MBT carry poor prognosis and more than 80% of MBT recur locally within 2 cm of the resection margin because of inadequate surgical removal. A number of techniques have been implemented in recent years to improve surgical removal of MBT with variable success. We examined two methods commonly used to resect MBT to establish which one offered the best chances of gross total removal; MRI guided technology and ALA-induced fluorescence.

PATIENTS AND METHODS

Twenty consecutive patients diagnosed with MBT were included in this study. They were given 20mg ALA per kg body weight 3h before anaesthesia orally mixed in water. Surgery was planned using preoperative enhanced MPR age images. Surgery was executed using the Stealth Station image guidance system and ALA-induced fluorescence microsurgical techniques. During surgery the intensity of fluorescence was graded into red, pink or blue. The intensity of fluorescence was also measured using pulsed 405 nm laser and a compact spectrometer using a touch probe directly placed on the tissue. The extent of tumour invasion was assessed intraoperatively using standard white light, blue light and spectroscopic measurements. Postoperative enhanced MRI was used to assess the extent of resection and the volume of residual tumour was measured.

RESULTS

There were six newly diagnosed GBM, eight recurrent GBM, one oligodendroglioma (ODG) and five metastases (MET). On enhanced MRI, the mean diameter of new GBM, recurrent GBM, ODG and MET was 2.3 cm, 2.3 cm, 1.5 cm, and 2.3 cm respectively.
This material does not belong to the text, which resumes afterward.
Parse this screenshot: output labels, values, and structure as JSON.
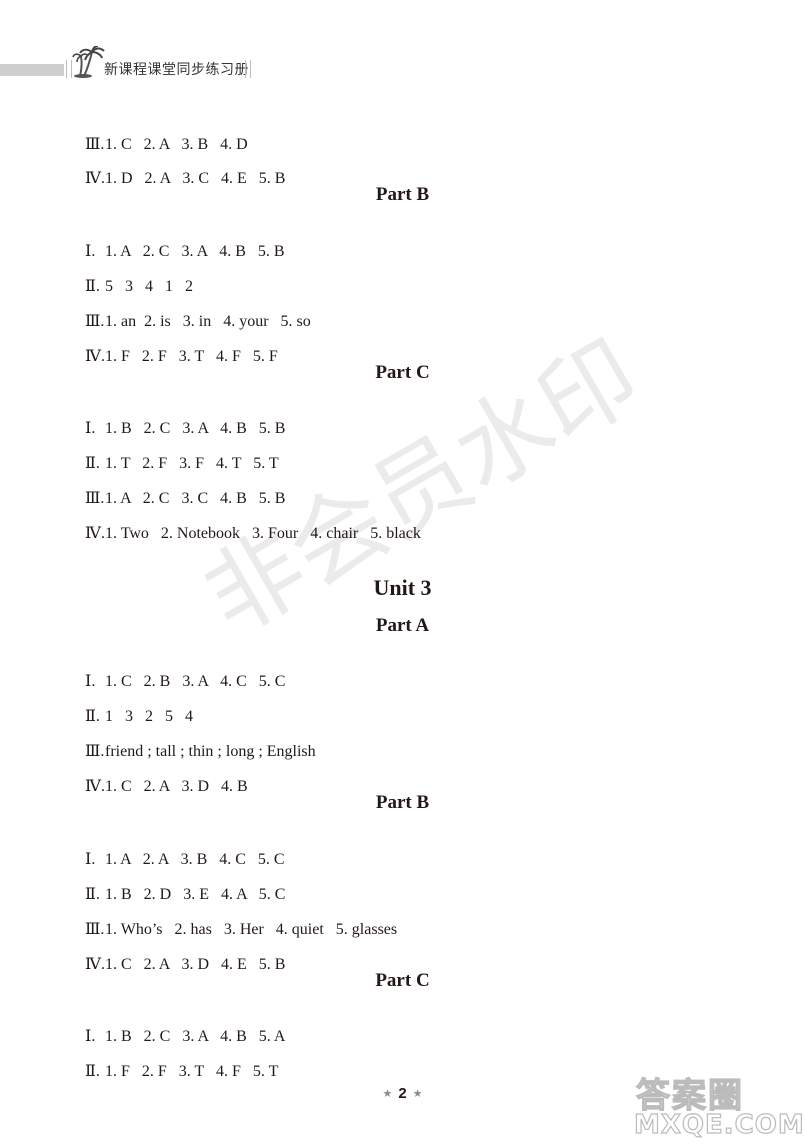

Under the blue light, the mean diameter of new GBM, recurrent GBM, ODG and MET was 2.9 cm, 3 cm, 1.5 cm and 2.3 cm respectively. The results of quantitative measurements of fluorescence ratios revealed that red fluorescence corresponded to 5.9-11.6 (solid tumour on histology), and pink fluorescence measured 0.8-1.9 (infiltrating edge of tumour on histology). When we compared the maximum tumour diameter of GBM we found on average it was 10mm wider on spectroscopy compared to standard white light microscopy and 6mm wider than what the enhanced MRI demonstrated.

CONCLUSIONS

Fluorescence technology revealed that GBMs are wider than the enhanced MRI had demonstrated, while MET enhanced MRI was similar in size to fluorescence. Furthermore, solid tumour can be identified intraoperatively and can be measured using fluorescence and spectroscopy techniques and it can be removed safely. Infiltrating tumour can also be identified intraoperatively using this technology and can be removed in non-eloquent areas to maximise surgical resection.